Insieme ai negozi per lo shopping, ai parrucchieri e ai ristoranti sono stati presi d’assalto – sottolinea la Coldiretti – anche molti supermercati e mercati alimentari che tuttavia possono rimare aperti in tutte le regioni con la possibilità anche di recarsi al di fuori del proprio comune per acquisti particolari e documentati.
A essere maggiormente richiesti sono prodotti di base della dieta alimentare come frutta e verdura. Ma anche pasta, riso, uova, farina, zucchero, salumi, formaggi e vino da mettere in dispensa per fare scorte. Secondo il monitoraggio della Coldiretti sugli acquisti nei mercati di Campagna Amica. L’approvvigionamento alimentareè assicurato in Italia grazie al lavoro di 740mila aziende agricole e stalle. Inoltre 70mila imprese di lavorazione alimentare e una capillare rete di distribuzione con 230mila punti vendita tra negozi, supermercati, discount e mercati contadini di Campagna Amica.

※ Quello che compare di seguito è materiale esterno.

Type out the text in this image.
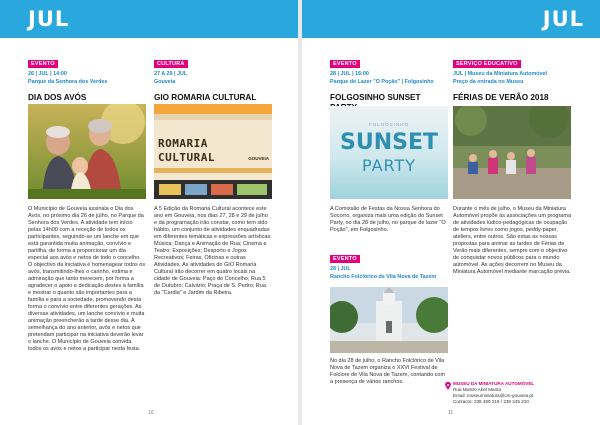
JUL	JUL
EVENTO
26 | JUL | 14:00
Parque da Senhora dos Verdes
DIA DOS AVÓS
O Município de Gouveia assinala o Dia dos Avós, no próximo dia 26 de julho, no Parque da Senhora dos Verdes. A atividade tem início pelas 14h00 com a receção de todos os participantes, seguindo-se um lanche em que está garantida muita animação, convívio e partilha, de forma a proporcionar um dia especial aos avós e netos de todo o concelho. O objectivo da iniciativa é homenagear todos os avós, transmitindo-lhes o carinho, estima e admiração que tanto merecem, por forma a agradecer o apoio e dedicação destes à família e mostrar o quanto são importantes para a família e para a sociedade, promovendo desta forma o convívio entre diferentes gerações. As diversas atividades, um lanche convívio e muita animação preencherão a tarde desse dia. À semelhança do ano anterior, avós e netos que pretendam participar na iniciativa deverão levar o lanche. O Município de Gouveia convida todos os avós e netos a participar nesta festa.
CULTURA
27 A 29 | JUL
Gouveia
GIO ROMARIA CULTURAL
ROMARIA
CULTURAL	GOUVEIA
A 5 Edição da Romaria Cultural acontece este ano em Gouveia, nos dias 27, 28 e 29 de julho e da programação irão constar, como tem sido hábito, um conjunto de atividades enquadradas em diferentes temáticas e expressões artísticas: Música; Dança e Animação de Rua; Cinema e Teatro; Exposições; Desporto e Jogos Recreativos; Feiras, Oficinas e outras Atividades. As atividades do GIO Romaria Cultural irão decorrer em quatro locais na cidade de Gouveia: Paço do Concelho; Rua 5 de Outubro; Calvário; Praça de S. Pedro; Rua da "Cardia" e Jardim da Ribeira.
EVENTO
28 | JUL | 16:00
Parque de Lazer "O Poção" | Folgosinho
FOLGOSINHO SUNSET
FOLGOSINHO
SUNSET
PARTY
A Comissão de Festas da Nossa Senhora do Socorro, organiza mais uma edição do Sunset Party, no dia 28 de julho, no parque de lazer "O Poção", em Folgosinho.
EVENTO
28 | JUL
Rancho Folclórico de Vila Nova de Tazem
No dia 28 de julho, o Rancho Folclórico de Vila Nova de Tazem organiza o XXVI Festival de Folclore de Vila Nova de Tazem, contando com a presença de vários ranchos.
SERVIÇO EDUCATIVO
JUL | Museu da Miniatura Automóvel
Preço da entrada no Museu
FÉRIAS DE VERÃO 2018
Durante o mês de julho, o Museu da Miniatura Automóvel propõe às associações um programa de atividades lúdico-pedagógicas de ocupação de tempos livres como jogos, peddy-paper, ateliers, entre outros. São estas as nossas propostas para animar as tardes de Férias de Verão mais diferentes, sempre com o objectivo de conquistar novos públicos para o mundo automóvel. As ações decorrem no Museu da Miniatura Automóvel mediante marcação prévia.
MUSEU DA MINIATURA AUTOMÓVEL
Rua Mestre Abel Manta
Email: museuminiatura@cm-gouveia.pt
Contacto: 238 490 219 / 238 245 210
10	11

Occorre evitare file inutili che favoriscono gli assembramenti
Sono oltre tre milioni gli italiani che – precisa la Coldiretti – continuano a lavorare nella filiera alimentare. Dalle campagne alle industrie fino ai trasporti, ai negozi e ai supermercati. I quali garantiscono continuità alle forniture di cibo e bevande alla popolazione. Occorre dunque evitare inutili file che favoriscono gli assembramenti ed aumentano il rischio della diffusione del contagio. Inoltre mettono inutilmente sotto stress il sistema dei rifornimenti e i lavoratori coinvolti.
Con l’attuale emergenza l’invito alla distribuzione commerciale ed ai consumatori è quello di privilegiare sugli scaffali prodotti Made in Italy duramente colpiti dalla chiusura della ristorazione che ha un effetto negativo a cascata sull’agroalimentare nazionale, con una perdita di fatturato di 11,5 miliardi per le mancate vendite di cibo e bevande nell’ultimo anno.